Une collection thématique de monnaies romaines peut parfaitement
se construire autour d'un atelier monétaire : Rome en a fait
fonctionner des centaines dans tout l'Empire.
Un atelier frappe parfois pour une seule ville, ce qui est le cas pour
les frappes coloniales, et on trouve des ateliers dans des villes qui
devaient compter moins de dix mille habitants. A l'échelle de
la France actuelle, nous aurions avec ce système plus d'un millier
d'ateliers monétaires, fabriquant des monnaies différentes...
un rêve de numismate et un cauchemar d'économiste !
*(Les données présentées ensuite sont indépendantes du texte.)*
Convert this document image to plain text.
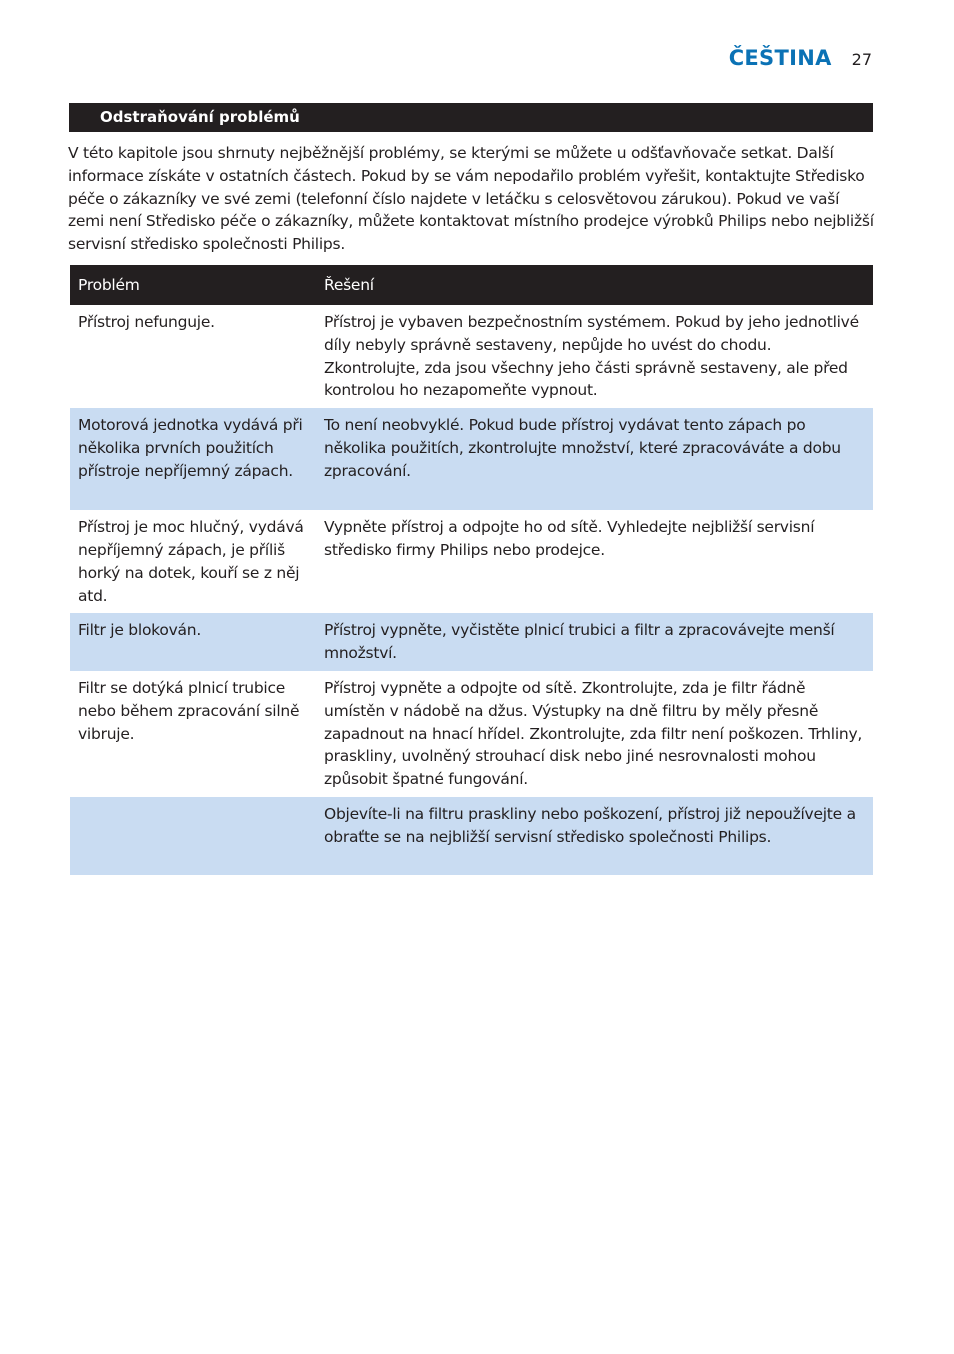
ČEŠTINA 27
Odstraňování problémů

V této kapitole jsou shrnuty nejběžnější problémy, se kterými se můžete u odšťavňovače setkat. Další informace získáte v ostatních částech. Pokud by se vám nepodařilo problém vyřešit, kontaktujte Středisko péče o zákazníky ve své zemi (telefonní číslo najdete v letáčku s celosvětovou zárukou). Pokud ve vaší zemi není Středisko péče o zákazníky, můžete kontaktovat místního prodejce výrobků Philips nebo nejbližší servisní středisko společnosti Philips.

Problém	Řešení
Přístroj nefunguje.	Přístroj je vybaven bezpečnostním systémem. Pokud by jeho jednotlivé díly nebyly správně sestaveny, nepůjde ho uvést do chodu. Zkontrolujte, zda jsou všechny jeho části správně sestaveny, ale před kontrolou ho nezapomeňte vypnout.
Motorová jednotka vydává při několika prvních použitích přístroje nepříjemný zápach.	To není neobvyklé. Pokud bude přístroj vydávat tento zápach po několika použitích, zkontrolujte množství, které zpracováváte a dobu zpracování.
Přístroj je moc hlučný, vydává nepříjemný zápach, je příliš horký na dotek, kouří se z něj atd.	Vypněte přístroj a odpojte ho od sítě. Vyhledejte nejbližší servisní středisko firmy Philips nebo prodejce.
Filtr je blokován.	Přístroj vypněte, vyčistěte plnicí trubici a filtr a zpracovávejte menší množství.
Filtr se dotýká plnicí trubice nebo během zpracování silně vibruje.	Přístroj vypněte a odpojte od sítě. Zkontrolujte, zda je filtr řádně umístěn v nádobě na džus. Výstupky na dně filtru by měly přesně zapadnout na hnací hřídel. Zkontrolujte, zda filtr není poškozen. Trhliny, praskliny, uvolněný strouhací disk nebo jiné nesrovnalosti mohou způsobit špatné fungování.
	Objevíte-li na filtru praskliny nebo poškození, přístroj již nepoužívejte a obraťte se na nejbližší servisní středisko společnosti Philips.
Pour rester en France, plusieurs villes furent des ateliers monétaires
romains.
Lyon
capitale des Gaules, aura deux grandes périodes d'activité
: le Haut Empire, d'Auguste à Néron, Galba ou Vespasien,
puis l'épisode d'Albin où des chefs d'oeuvres seront frappés.
Ces monnaies, qui se reconnaissent le plus souvent à un globule
gravé à la base du buste de l'empereur, se trouvent dans
les mêmes prix que celles de Rome pour la même période
: hors raretés, les bronzes commencent à trois cent francs,
l'argent à huit cent, l'or à cinq mille. La deuxième
heure de gloire de Lyon, se produira à partir des empereurs militaires
: Aurélien, Tacite, Probus, Carus... jusqu'en 413. Les pièces
se reconnaissent au style et bénéficient d'un livre de
référence extraordinaire, publié sur ses propres
deniers par un collectionneur d'exception, le Docteur Bastien. Plusieurs
tomes consacrés à ce monnayage avec description, commentaires,
illustrations, décompte et références des exemplaires
connus... un trésor. Les monnaies de Lyon le méritaient
bien : dans une époque de décadence, elles sont souvent
d'excellent style.
Amiens
La ville de l'ancienne tribu gauloise des Ambiani va avoir une courte
existence d'atelier monétaire entre 350 et 353 et frappa pour
Magnence, Décence, Constance II et Constance Galle. Ses petits
et moyens bronzes, reconnaissables à la marque AMB à l'exergue,
ne valent guère plus cher, même en France, que ceux des
autres ateliers de la même période : s'il existe un collectionneur
spécialisé sur la ville, je ne l'ai jamais rencontré.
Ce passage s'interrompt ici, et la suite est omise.